Friday, May 30, 2008

Sniff....Sniff

So....my ego is no better today than it was on Tuesday evening after my first swim lesson of the week. Last night was challenging to say the least. It started out all rosy with me feeling fish-like again doing my simple little drills (not without corrections, I might add) and then, it happened. Susan asked me to do the drills sans flippers. I floated...staring at her as if I didn't hear her clearly. "Without flippers?" I asked and she said "yes". I have graduated, I thought. Whoopee! I suppose for you swimmers you are thinking "boy is she delusional" and to that I respond with a resounding YES! Oh my gosh! Who knew swimming flipper-less would be so flippin' hard. I felt like I was sinking all over again. I was having flashbacks from my very first swimming lesson. Yikes! I choked and sputtered and considered quitting (its true!). What am I thinking doing this? With every little centimeter I moved through the water without flippers I saw a UK Masters (i.e.super swimmer) swimmer flying by me in my neighboring lane making it look ridiculously effortless. Ugh! Why couldn't I have picked up swimming as a kid?
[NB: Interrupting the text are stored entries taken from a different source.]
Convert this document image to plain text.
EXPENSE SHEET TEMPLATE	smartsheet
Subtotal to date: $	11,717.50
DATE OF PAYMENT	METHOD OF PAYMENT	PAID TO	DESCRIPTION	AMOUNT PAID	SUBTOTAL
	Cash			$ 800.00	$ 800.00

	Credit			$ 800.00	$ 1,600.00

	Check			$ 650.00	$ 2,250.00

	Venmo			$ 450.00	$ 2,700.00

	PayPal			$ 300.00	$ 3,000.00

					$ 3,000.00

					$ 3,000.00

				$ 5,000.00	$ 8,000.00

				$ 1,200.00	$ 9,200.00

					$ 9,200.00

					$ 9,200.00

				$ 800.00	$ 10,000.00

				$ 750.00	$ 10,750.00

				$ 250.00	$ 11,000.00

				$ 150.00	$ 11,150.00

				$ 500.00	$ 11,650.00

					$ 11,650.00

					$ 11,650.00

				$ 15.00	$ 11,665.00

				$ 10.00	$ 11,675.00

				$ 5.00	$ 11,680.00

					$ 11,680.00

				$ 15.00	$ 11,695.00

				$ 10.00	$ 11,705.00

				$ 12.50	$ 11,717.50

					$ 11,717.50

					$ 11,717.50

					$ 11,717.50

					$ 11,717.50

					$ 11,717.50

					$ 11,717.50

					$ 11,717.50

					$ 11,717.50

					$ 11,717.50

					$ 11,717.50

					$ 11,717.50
I will say, however, that the society I am fundraising for spurs me on in those moments of self defeat. I thought last night I would do this every night of the week rather than suffer from a blood cancer. Seriously I thought to myself - suck it up! By the time my limbs started doing things I felt sure my brain hadn't asked of them I felt certain it was quitting time for me. I stopped and talk to Susan (aka pool drill Sargent) and she told me I was improving. Everyone keeps saying you will have it before you know it and look back on this and laugh. That's what people said about pregnancy and I am still not laughing about that 9 months later. ha! Well, we have a cook out tonight at our mentors house and that should be fun. We are going to stuff and address people's fundraising letters. Tim and I are going to attempt to bring Kennedy and her PJ's along - wish us luck! Before I close I would like to give my remedial shallow pool lane buddy (Scott, I believe) a shot out. He was such a trooper during his drills last night and every time Susan gave him a suggestion or correction he gave her a smile and a polite "yes ma'am". What a gentleman. I was impressed. Have a great Friday everyone.

oh - one last thing: I took pictures of the UK pool and I will post those tomorrow so you can see how crazy big it is. =) Ciao!

The UK pool in all it's splendor. I know I called it my sanctuary in an earlier post but forgive me if I am not feeling the same affection towards it currently. See that group of people towards the left - those are the blasted 12 year old "super" swimmers I keep talking about.

1 comment:

  1. You don't look back on pregnancy and laugh?!! Hahaa...gaa. This post was great, but I am nervous as heck about doing this so late in the game.